Joplin Workshops Executive Director Jeff Jones says people who receive benefits like Social Security Disability and Medicaid can’t earn more than a certain amount of money each month, or they will lose their benefits.

“In 2019, they could earn $1220 a month before it started affecting their benefits. It’s changed again, to where they can earn $1260, but the [pay] increase overall for them is $110 a month,” says Jones. “So that actually reduces the hours they can work. So it’s kind of a… well, it’s a bad policy basically.”

Jones says he’s had to have more employees with even fewer hours because of scheduling more people, so all of them lose some money in the long run.

He’s had to make other changes as well.

“We had to change our rate structure with our customers and it, ya know, just inflated the price for them so we could cover our employees,” says Jones.

Jennifer Shotwell, CEO with the Area Agency for Aging says they’ve had similar problems since the first rate increase in January 2019.

“We didn’t have but maybe one, two, or three people that were actually making the minimum wage that got the first increase. This January 1st, 2020 affects a whole lot more of our staff,” says Shotwell.

“There are folks that have been with us for a long time, and now as minimum wage creeps up, the new person coming in is going to be at a rate equal to what someone else has earned over the last few years. And there is no funding available to raise everyone accordingly,” explains Shotwell.

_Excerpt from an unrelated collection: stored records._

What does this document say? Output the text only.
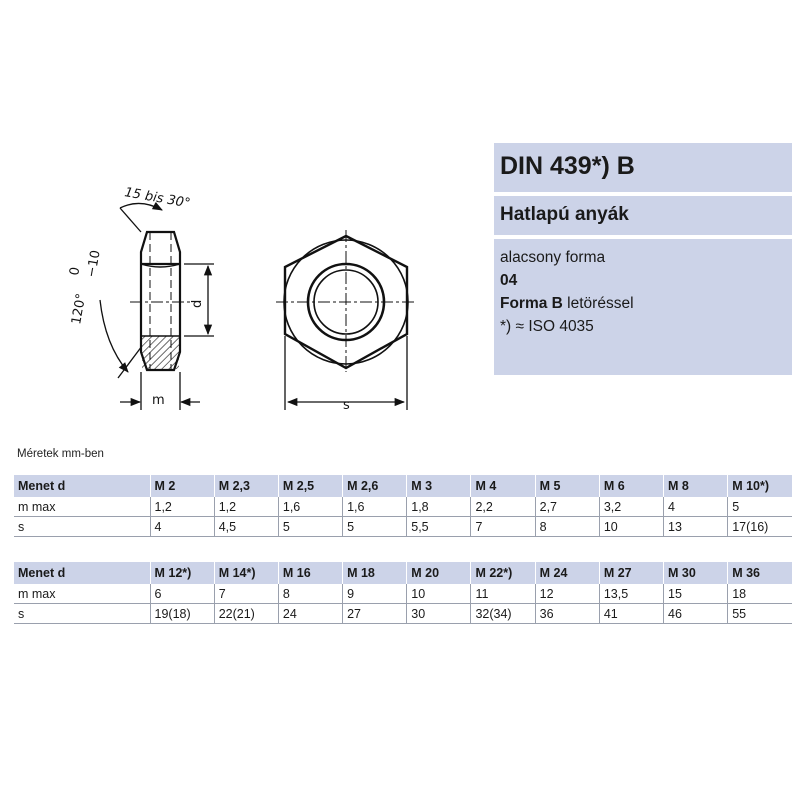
15 bis 30°
120°
0 −10
d
m	s
DIN 439*) B
Hatlapú anyák
alacsony forma
04
Forma B letöréssel
*) ≈ ISO 4035
Méretek mm-ben
Menet d	M 2	M 2,3	M 2,5	M 2,6	M 3	M 4	M 5	M 6	M 8	M 10*)
m max	1,2	1,2	1,6	1,6	1,8	2,2	2,7	3,2	4	5
s	4	4,5	5	5	5,5	7	8	10	13	17(16)
Menet d	M 12*)	M 14*)	M 16	M 18	M 20	M 22*)	M 24	M 27	M 30	M 36
m max	6	7	8	9	10	11	12	13,5	15	18
s	19(18)	22(21)	24	27	30	32(34)	36	41	46	55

The agency receives federal funding that’s dispersed by the state, but Shotwell says that funding hasn’t increased to keep up with the wage increase, and is set through 2021.

Adding that lack of new funding to the increased wage and what Shotwell says is a record number of seniors entering the program is causing her to make some hard choices.

“Unfortunately, the first thing that you have to look at is your expenses. Do we lay people off? Do we combine jobs? Do we have positions that we don’t fill when someone departs? Because we have to cover these wage increases somewhere,” says Shotwell. “We try at the very last to take things out of the programs that we offer, but this is what we do. We’re not a for-profit business that says we can raise the price of a double-cheeseburger for ten cents.”

Shotwell says they will be relying very heavily on donations throughout the year, and Jones says he is taking it one day at a time.

“It’s the way it is and we’ve gotta manage it with what we can. Not only for our business but for our people more importantly,” says Jones.

The minimum wage in Missouri is set to increase every year until 2023 when it will reach 12-dollars an hour.